Por fim, 84,9% das espécies são pioneiras ou secundárias iniciais e 15,1% são secundárias secundárias ou clímax. Embora possam não ter interesse econômico, espécies pioneiras e secundárias podem se beneficiar de diversos serviços ecológicos, podendo até fornecer bens, dependendo do objetivo da restauração. O bolsista Vinicius Pompermaier, também participante da pesquisa, observa que o uso de uma mistura de grupos sucessionais, incluindo espécies pioneiras e secundárias, é essencial para estabelecer rapidamente uma cobertura vegetal, reduzir a erosão, aprimorar a recuperação da biodiversidade e restabelecer processos ecológicos como ciclagem de nutrientes, dispersão de sementes e provisão de habitat.
Um terço das espécies (33,3%) apresentou PE alto, 37,6% PE médio e 29,1% PE baixo. As três espécies com maior PE (18), Nectandra cissiflora Nees (canela fedida), Ocotea corymbosa (Meisn.) Mez (canela de corvo) e O. spixiana (Nees) Mez (canelão) são da mesma família botânica (Lauraceae). Segundo os pesquisadores, espécies dessa família são importantes para a dinâmica de algumas florestas remanescentes, conforto estabilidade e autorregeneração, e sua influência aumenta com a sucessão ecológica.
As 93 espécies contam com pelo menos uma categoria de uso, sendo que todas têm uso ecológico. As demais categorias de uso mais frequentes são a atração de polinizadores, ornamentais, madeireiros (construção em geral) e medicinais (veja tabela) . A espécie com o maior PU (13) foi Zanthoxylum rhoifolium Lam. (mamica-de-porca). A maioria das espécies (53,8%) tem PU médio, enquanto 36,5% PU baixo e apenas 9,7% PU alto.

Das espécies avaliadas, 45 (48,4%) apresentam Potencial de Restauração e Uso (PRU) médio, 27 (29%) PRU baixo e apenas 21 (22,6%) PRU alto. As três espécies com os maiores PRUs também obtiveram valores de PE e PU altos – Z. rhoifolium Lam. (17 e 13), Tapirira guianensis Aubl. (tapirira) (17 e 11) e Simarouba versicolor A.St.-Hil. (perdiz) (17 e 11).
Para os autores, a combinação de benefícios ecológicos significativos com as UPs das espécies pode aumentar o interesse pela restauração ecológica, tornando esse tipo de avaliação mais relevante. “Em algumas situações, o PRU permite que espécies com baixo PE, que originalmente não tenham um lugar na restauração, atinjam valores iguais ou superiores às de espécies com alto PE”, aponta Lidiamar Albuquerque. No estudo, um exemplo é o ipê-caraíba ( Tabebuia aurea (Silva Manso) Benth. & Hook. f. ex S. Moore), que apesar do PE baixo (3), apresenta PU alto (11) e, consequentemente, PRU médio (14).

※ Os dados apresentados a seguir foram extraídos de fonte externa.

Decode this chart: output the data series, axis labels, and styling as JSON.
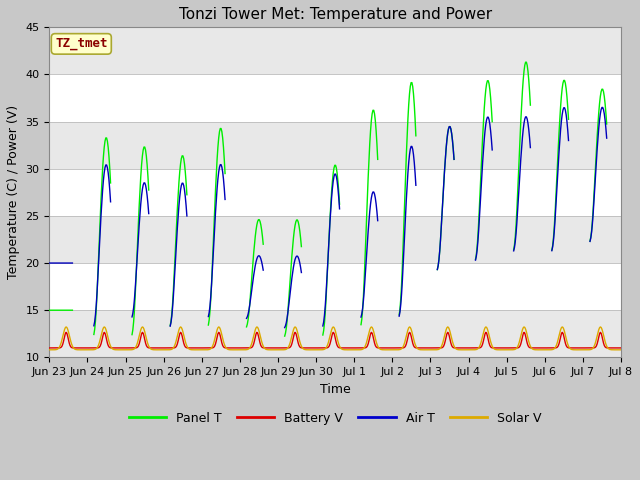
{
  "title": "Tonzi Tower Met: Temperature and Power",
  "xlabel": "Time",
  "ylabel": "Temperature (C) / Power (V)",
  "ylim": [
    10,
    45
  ],
  "annotation_text": "TZ_tmet",
  "annotation_color": "#8b0000",
  "annotation_bg": "#ffffcc",
  "annotation_border": "#aaa830",
  "x_tick_labels": [
    "Jun 23",
    "Jun 24",
    "Jun 25",
    "Jun 26",
    "Jun 27",
    "Jun 28",
    "Jun 29",
    "Jun 30",
    "Jul 1",
    "Jul 2",
    "Jul 3",
    "Jul 4",
    "Jul 5",
    "Jul 6",
    "Jul 7",
    "Jul 8"
  ],
  "legend_items": [
    "Panel T",
    "Battery V",
    "Air T",
    "Solar V"
  ],
  "legend_colors": [
    "#00ee00",
    "#dd0000",
    "#0000cc",
    "#ddaa00"
  ],
  "panel_color": "#00ee00",
  "battery_color": "#dd0000",
  "air_color": "#0000bb",
  "solar_color": "#ddaa00",
  "title_fontsize": 11,
  "axis_label_fontsize": 9,
  "tick_fontsize": 8,
  "fig_bg": "#c8c8c8",
  "plot_bg": "#ffffff",
  "band_color": "#e8e8e8"
}
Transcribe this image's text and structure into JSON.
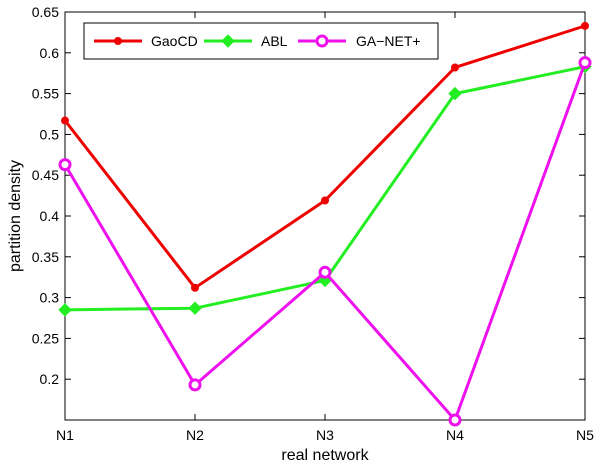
{
  "chart_data": {
    "type": "line",
    "title": "",
    "xlabel": "real network",
    "ylabel": "partition density",
    "categories": [
      "N1",
      "N2",
      "N3",
      "N4",
      "N5"
    ],
    "ylim": [
      0.15,
      0.65
    ],
    "yticks": [
      "0.2",
      "0.25",
      "0.3",
      "0.35",
      "0.4",
      "0.45",
      "0.5",
      "0.55",
      "0.6",
      "0.65"
    ],
    "ytick_values": [
      0.2,
      0.25,
      0.3,
      0.35,
      0.4,
      0.45,
      0.5,
      0.55,
      0.6,
      0.65
    ],
    "grid": false,
    "legend_position": "top-left",
    "series": [
      {
        "name": "GaoCD",
        "color": "#ee0000",
        "marker": "dot",
        "values": [
          0.517,
          0.312,
          0.419,
          0.582,
          0.633
        ]
      },
      {
        "name": "ABL",
        "color": "#22ee22",
        "marker": "diamond",
        "values": [
          0.285,
          0.287,
          0.321,
          0.55,
          0.583
        ]
      },
      {
        "name": "GA−NET+",
        "color": "#ee11ee",
        "marker": "circle",
        "values": [
          0.463,
          0.193,
          0.331,
          0.15,
          0.588
        ]
      }
    ]
  }
}
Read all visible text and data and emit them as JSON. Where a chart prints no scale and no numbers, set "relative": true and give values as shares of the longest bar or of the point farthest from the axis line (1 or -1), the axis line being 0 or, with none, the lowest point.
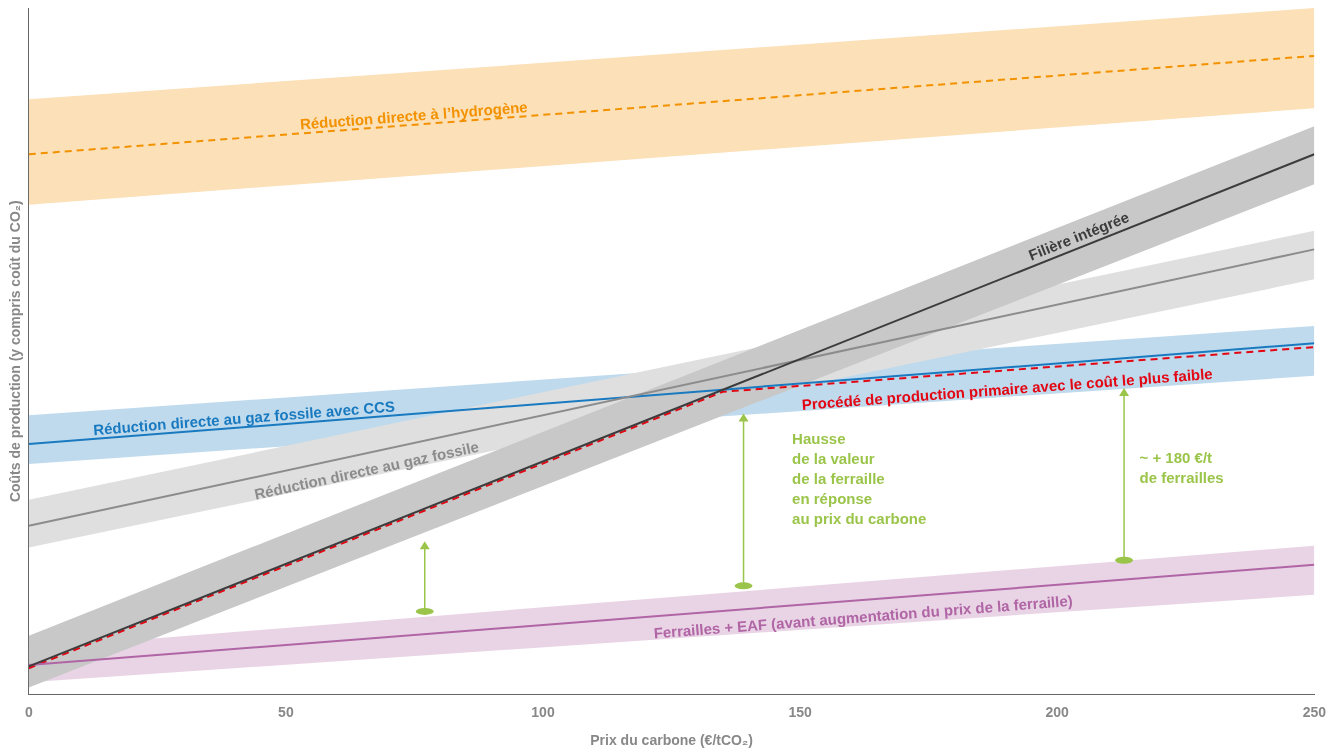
{
  "chart_data": {
    "type": "line",
    "relative": true,
    "xlabel": "Prix du carbone (€/tCO₂)",
    "ylabel": "Coûts de production (y compris coût du CO₂)",
    "xlim": [
      0,
      250
    ],
    "xticks": [
      0,
      50,
      100,
      150,
      200,
      250
    ],
    "grid": false,
    "legend": false,
    "marker": "none",
    "series": [
      {
        "name": "Réduction directe à l’hydrogène",
        "color": "#f39200",
        "line_style": "dashed",
        "x": [
          0,
          250
        ],
        "values": [
          0.846,
          1.0
        ],
        "lower": [
          0.767,
          0.918
        ],
        "upper": [
          0.932,
          1.075
        ]
      },
      {
        "name": "Filière intégrée",
        "color": "#3c3c3c",
        "x": [
          0,
          250
        ],
        "values": [
          0.044,
          0.846
        ],
        "lower": [
          0.011,
          0.799
        ],
        "upper": [
          0.092,
          0.89
        ]
      },
      {
        "name": "Réduction directe au gaz fossile",
        "color": "#8c8c8c",
        "x": [
          0,
          250
        ],
        "values": [
          0.264,
          0.697
        ],
        "lower": [
          0.23,
          0.65
        ],
        "upper": [
          0.305,
          0.726
        ]
      },
      {
        "name": "Réduction directe au gaz fossile avec CCS",
        "color": "#1a7ac0",
        "x": [
          0,
          250
        ],
        "values": [
          0.392,
          0.55
        ],
        "lower": [
          0.361,
          0.499
        ],
        "upper": [
          0.437,
          0.577
        ]
      },
      {
        "name": "Ferrailles + EAF (avant augmentation du prix de la ferraille)",
        "color": "#b065a5",
        "x": [
          0,
          250
        ],
        "values": [
          0.046,
          0.203
        ],
        "lower": [
          0.019,
          0.156
        ],
        "upper": [
          0.072,
          0.233
        ]
      },
      {
        "name": "Procédé de production primaire avec le coût le plus faible",
        "color": "#e30613",
        "line_style": "dashed",
        "x": [
          0,
          135,
          250
        ],
        "values": [
          0.041,
          0.474,
          0.544
        ]
      }
    ],
    "annotations": [
      "Hausse\nde la valeur\nde la ferraille\nen réponse\nau prix du carbone",
      "~ + 180 €/t\nde ferrailles"
    ]
  }
}
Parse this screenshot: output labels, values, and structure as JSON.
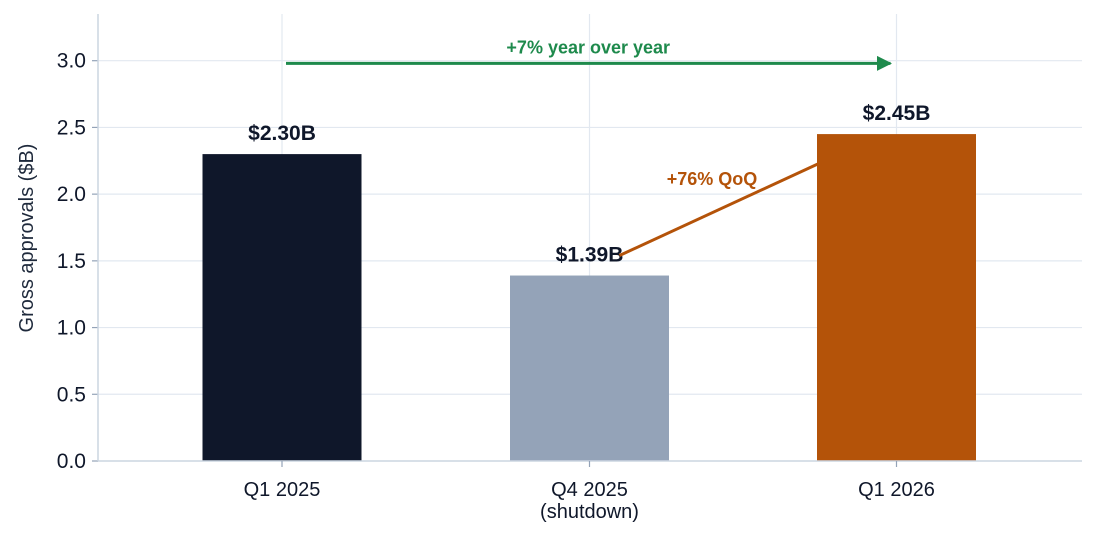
{
  "chart_data": {
    "type": "bar",
    "categories": [
      "Q1 2025",
      "Q4 2025",
      "Q1 2026"
    ],
    "category_sublabels": [
      "",
      "(shutdown)",
      ""
    ],
    "values": [
      2.3,
      1.39,
      2.45
    ],
    "data_labels": [
      "$2.30B",
      "$1.39B",
      "$2.45B"
    ],
    "bar_colors": [
      "#0f172a",
      "#94a3b8",
      "#b45309"
    ],
    "title": "",
    "xlabel": "",
    "ylabel": "Gross approvals ($B)",
    "ylim": [
      0,
      3.35
    ],
    "yticks": [
      "0.0",
      "0.5",
      "1.0",
      "1.5",
      "2.0",
      "2.5",
      "3.0"
    ],
    "grid": true,
    "annotations": [
      {
        "name": "yoy",
        "text": "+7% year over year",
        "color": "#1e8a4c",
        "from": {
          "category": 0,
          "y": 2.98
        },
        "to": {
          "category": 2,
          "y": 2.98
        },
        "arrow": true
      },
      {
        "name": "qoq",
        "text": "+76% QoQ",
        "color": "#b45309",
        "from": {
          "category": 1,
          "y": 1.54
        },
        "to": {
          "category": 2,
          "y": 2.45
        },
        "arrow": false
      }
    ]
  }
}
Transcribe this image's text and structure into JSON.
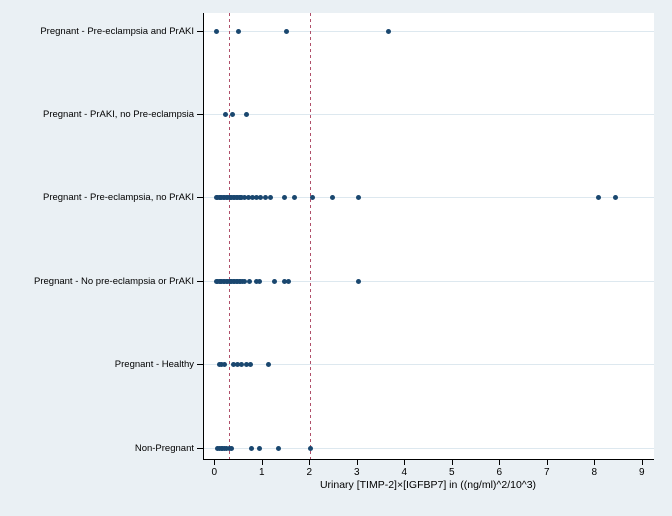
{
  "chart_data": {
    "type": "scatter",
    "variant": "horizontal-strip-plot",
    "title": "",
    "xlabel": "Urinary [TIMP-2]×[IGFBP7] in ((ng/ml)^2/10^3)",
    "ylabel": "",
    "x_ticks": [
      0,
      1,
      2,
      3,
      4,
      5,
      6,
      7,
      8,
      9
    ],
    "xlim": [
      -0.25,
      9.25
    ],
    "grid": "horizontal-category-gridlines",
    "legend": "none",
    "reference_lines": [
      {
        "axis": "x",
        "value": 0.3,
        "style": "dashed"
      },
      {
        "axis": "x",
        "value": 2.0,
        "style": "dashed"
      }
    ],
    "series": [
      {
        "category": "Pregnant - Pre-eclampsia and PrAKI",
        "values": [
          0.03,
          0.49,
          1.5,
          3.64
        ]
      },
      {
        "category": "Pregnant - PrAKI, no Pre-eclampsia",
        "values": [
          0.22,
          0.37,
          0.66
        ]
      },
      {
        "category": "Pregnant - Pre-eclampsia, no PrAKI",
        "values": [
          0.02,
          0.05,
          0.08,
          0.11,
          0.14,
          0.17,
          0.2,
          0.23,
          0.26,
          0.29,
          0.32,
          0.35,
          0.38,
          0.41,
          0.44,
          0.47,
          0.5,
          0.53,
          0.56,
          0.62,
          0.7,
          0.78,
          0.87,
          0.96,
          1.06,
          1.16,
          1.45,
          1.66,
          2.04,
          2.46,
          3.02,
          8.07,
          8.42
        ]
      },
      {
        "category": "Pregnant - No pre-eclampsia or PrAKI",
        "values": [
          0.02,
          0.05,
          0.08,
          0.11,
          0.14,
          0.17,
          0.2,
          0.23,
          0.26,
          0.29,
          0.32,
          0.35,
          0.38,
          0.41,
          0.44,
          0.47,
          0.5,
          0.54,
          0.58,
          0.62,
          0.73,
          0.86,
          0.92,
          1.24,
          1.45,
          1.55,
          3.02
        ]
      },
      {
        "category": "Pregnant - Healthy",
        "values": [
          0.08,
          0.14,
          0.2,
          0.38,
          0.47,
          0.56,
          0.65,
          0.74,
          1.12
        ]
      },
      {
        "category": "Non-Pregnant",
        "values": [
          0.04,
          0.08,
          0.12,
          0.16,
          0.2,
          0.24,
          0.29,
          0.34,
          0.77,
          0.93,
          1.33,
          2.0
        ]
      }
    ],
    "colors": {
      "marker": "#1a476f",
      "reference_line": "#b0506a",
      "gridline": "#dde8ef",
      "background": "#eaf0f4",
      "plot_background": "#ffffff",
      "axis": "#000000"
    }
  }
}
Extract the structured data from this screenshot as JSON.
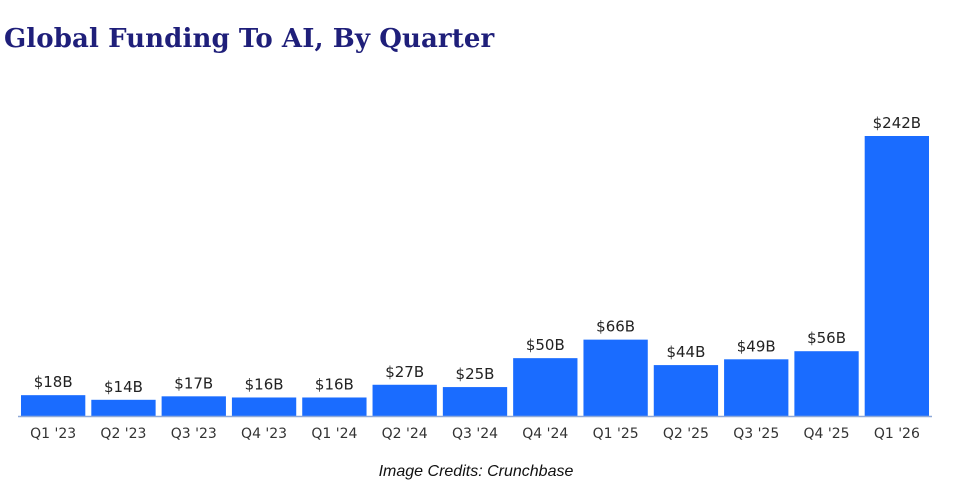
{
  "page": {
    "title": "Global Funding To AI, By Quarter",
    "credits": "Image Credits: Crunchbase"
  },
  "colors": {
    "bar": "#1a6cff",
    "axis": "#8fa9d8",
    "title": "#1f1f7a"
  },
  "chart_data": {
    "type": "bar",
    "title": "Global Funding To AI, By Quarter",
    "xlabel": "",
    "ylabel": "",
    "grid": false,
    "ylim": [
      0,
      260
    ],
    "categories": [
      "Q1 '23",
      "Q2 '23",
      "Q3 '23",
      "Q4 '23",
      "Q1 '24",
      "Q2 '24",
      "Q3 '24",
      "Q4 '24",
      "Q1 '25",
      "Q2 '25",
      "Q3 '25",
      "Q4 '25",
      "Q1 '26"
    ],
    "values": [
      18,
      14,
      17,
      16,
      16,
      27,
      25,
      50,
      66,
      44,
      49,
      56,
      242
    ],
    "value_labels": [
      "$18B",
      "$14B",
      "$17B",
      "$16B",
      "$16B",
      "$27B",
      "$25B",
      "$50B",
      "$66B",
      "$44B",
      "$49B",
      "$56B",
      "$242B"
    ]
  }
}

A pesquisadora enfatiza que espécies com PU alto e médio podem agregar valor ao processo de restauração sem comprometer as características ecológicas necessárias e a manutenção do ecossistema, além de melhorarem a acessibilidade por comunidades ou produtores rurais devido aos ganhos econômicos e benefícios alternativos. “Outra vantagem é o fato de que essas espécies oferecem aos pequenos produtores um seguro contra mercados futuros incertos”, finaliza.
Artigo científico e autores
Para mais detalhes, acesse o artigo “ Restaurabilidade e Potencial de Uso (RUP) de espécies nativas de mata ciliar como ferramenta de restauração ecológica no Cerrado ” dos autores Lidiamar Albuquerque, Willian Gomes, Vinicius Pompermaier, Ana Clara de Melo e Jussara Leite.